LUCIA BIGOZZI
Cronaca

"Porto la mascherina per difendermi". L’odissea di Francesco: salvo d’un soffio. Casco per 24 giorni, è ancora in cura

Uno dei casi estremi: era un imprenditore, la sua vita è stata travolta, per giorni appeso agli altri "Ringrazio di essere vivo ma ho dentro una tristezza infinita". Resta il legame con medici e infermieri.

Francesco Bologna durante il ricovero in ospedale. In alto: nella sua casa

Francesco Bologna durante il ricovero in ospedale. In alto: nella sua casa

"Un incubo, mi resterà tutta la vita". E Francesco la vita che il Covid voleva portargli via, se la tiene ben stretta. Ha rischiato grosso nelle cadute e nelle risalite di ventiquattro giorni con la testa infilata in un casco. E con quei valori che oscillavano sul filo di un altro terrore: essere intubato. "I medici non vedendo risultati consistenti, avevano avvertito la mia famiglia che se entro ventiquattro ore il quadro clinico non cambiava, mi avrebbero intubato", racconta oggi con un filo di voce a ricordare quel salto nel buio.

Cinque anni fa aveva 55 anni e un’azienda agricola da mandare avanti nelle campagne intorno a Chiusi, nella Valdichiana che lega Arezzo e Siena. Lo hanno salvato al San Donato nei giorni interminabili nel reparto di Pneumologia. E lui non dimentica. "Sono grato a medici e infermieri e tutti i professionisti che mi hanno aiutato, senza di loro non ce l’avrei mai fatta", ripete accennando un mezzo sorriso, carico sì di gratitudine ma pure infarcito di quella "tristezza interiore" che il Covid lascia dopo aver scatenato la tempesta perfetta. Francesco Bologna racconta la sua storia per "testimoniare la grande professionalità di medici e infermieri che sono stati vicini a tutti i pazienti. Nella mia camera ho visto gente stare malissimo e loro darsi da fare senza sosta. C’erano persone che rifiutavano il casco e loro con pazienza e perseveranza a spiegare che senza, sarebbero morti".

Per lui è stata "un’esperienza allucinante. Non so nemmeno io come ho fatto a reggere per così tanti giorni. Un rumore assordante e l’ossigeno che seccava la bocca. Ricordo un infermiere che vendendomi stremato, riuscì a infilare un tubicino nel casco, per consentirmi di bagnare le labbra. Avevo le braccia tumefatte dai continui prelievi ematici, ma volevo farcela, volevo tornare a casa". La voce si spezza quando ripensa al giorno in cui "quell’infermiere mi fece la barba; in tanti giorni era cresciuta e mi sentivo a disagio". Pausa.

Gesti umani fondamentali in quei momenti quando "ti ritrovi da solo, con nessuno, con la paura di quello che potrebbe accadere. Ogni giorno per me è stata una conquista. Ho visto alcune persone morire". Lui ha resistito, è convinto che a tirarlo fuori da quell’inferno sia stata anche "la forza della vita.

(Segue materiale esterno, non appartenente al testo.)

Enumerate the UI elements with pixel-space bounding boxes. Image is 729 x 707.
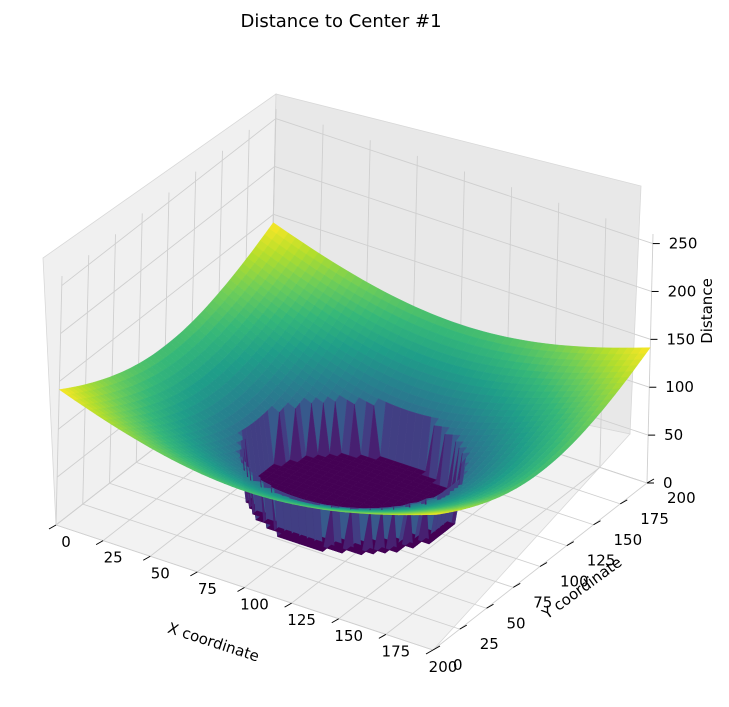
surface-plot [58,222,651,556]
x-tick-label-1: 25 [104,549,123,567]
z-tick-label-5: 250 [669,235,698,253]
x-tick-mark-0 [48,524,57,530]
y-tick-mark-3 [513,582,521,588]
y-tick-label-6: 150 [614,531,643,549]
z-tick-label-2: 100 [665,378,694,396]
y-tick-mark-6 [593,520,601,526]
x-tick-mark-2 [143,555,151,561]
y-axis-label: Y coordinate [538,553,625,623]
y-tick-label-7: 175 [640,510,669,528]
x-tick-mark-8 [425,649,434,655]
grid-side-y-0 [55,275,63,526]
x-tick-mark-4 [237,587,245,592]
x-tick-label-4: 100 [240,596,269,614]
axis-ticks: 0255075100125150175200025507510012515017… [48,235,698,676]
grid-side-z-5 [61,118,277,286]
grid-side-z-3 [59,213,274,382]
z-axis-label: Distance [698,278,716,344]
z-tick-label-3: 150 [666,330,695,348]
grid-back-z-3 [273,213,651,340]
x-tick-mark-7 [378,633,387,639]
grid-back-x-8 [646,233,654,484]
grid-back-x-7 [599,218,607,468]
grid-floor-y-2 [109,482,487,609]
z-tick-label-0: 0 [663,474,673,492]
grid-side-z-4 [60,166,275,334]
surface-facet [405,542,418,549]
x-tick-mark-1 [95,540,104,546]
y-tick-mark-0 [432,645,441,651]
z-tick-label-1: 50 [664,426,683,444]
grid-back-z-5 [275,118,653,245]
y-tick-mark-2 [486,603,494,609]
x-axis-label: X coordinate [166,619,262,665]
grid-floor-y-1 [82,503,460,630]
x-tick-label-2: 50 [151,564,170,582]
y-tick-label-4: 100 [560,573,589,591]
z-tick-label-4: 200 [668,282,697,300]
y-tick-label-2: 50 [507,614,526,632]
x-tick-label-6: 150 [334,627,363,645]
x-tick-label-8: 200 [429,658,458,676]
y-tick-label-3: 75 [533,593,552,611]
x-tick-label-5: 125 [287,611,316,629]
x-tick-label-3: 75 [198,580,217,598]
y-tick-mark-5 [566,541,574,547]
x-tick-mark-5 [284,602,292,608]
y-tick-mark-8 [646,478,655,484]
y-tick-label-1: 25 [480,635,499,653]
x-tick-mark-6 [331,618,339,624]
grid-side-y-2 [109,234,116,484]
surface-facet [421,537,434,545]
y-tick-mark-4 [539,562,548,567]
y-tick-mark-1 [459,624,467,630]
surface-facet [388,546,402,553]
x-tick-label-0: 0 [61,533,71,551]
grid-back-z-4 [274,166,652,292]
y-tick-mark-7 [620,499,628,505]
y-tick-label-8: 200 [667,489,696,507]
grid-side-y-1 [82,255,90,505]
surface-facet [428,513,441,515]
x-tick-mark-3 [190,571,198,577]
chart-title: Distance to Center #1 [240,11,441,32]
x-tick-label-7: 175 [382,642,411,660]
y-tick-label-5: 125 [587,552,616,570]
y-tick-label-0: 0 [453,656,463,674]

Ho trovato dentro di me la spinta a non mollare". Il giro di boa, per Francesco, è arrivato quando "mi hanno tolto il casco e sottoposto alla maschera di ossigeno. Ero rinato, via quel rumore assordante e via il bruciore a occhi e bocca. È iniziata da lì la mia seconda vita". Poi il ritorno a casa, ma non era finita: "Ci sono voluti quasi due mesi per negativizzarmi. Ho vissuto da solo, con la mia famiglia in un’altra abitazione. Mi lasciavano il pranzo e la cena davanti alla porta. È stata dura anche questa fase perchè avevo perso il sonno, non riuscivo a dormire e mi sentivo molto debole. Avevo perso dieci chili e avevo dolori articolari". Gli stessi con cui fa i conti oggi, pure se quel tunnel attraversato è ormai lontano.

Il Covid ha lasciato una traccia profonda nella sua vita e non solo a livello fisico. "Rispetto a prima ho meno entusiasmo nel fare le cose, sono più diffidente verso le persone". Ma nella sofferenza ha imparato a prendersi cura del suo organismo. Sopratutto a difenderlo dalla minaccia dei virus, sempre in agguato. Come? "Indosso la mascherina quando vado al supermercato o in luoghi dove ci sono tante persone", dice mentre prepara un altro apericena, come cinque anni fa, con "i medici e gli infermieri del reparto che mi hanno salvato la vita".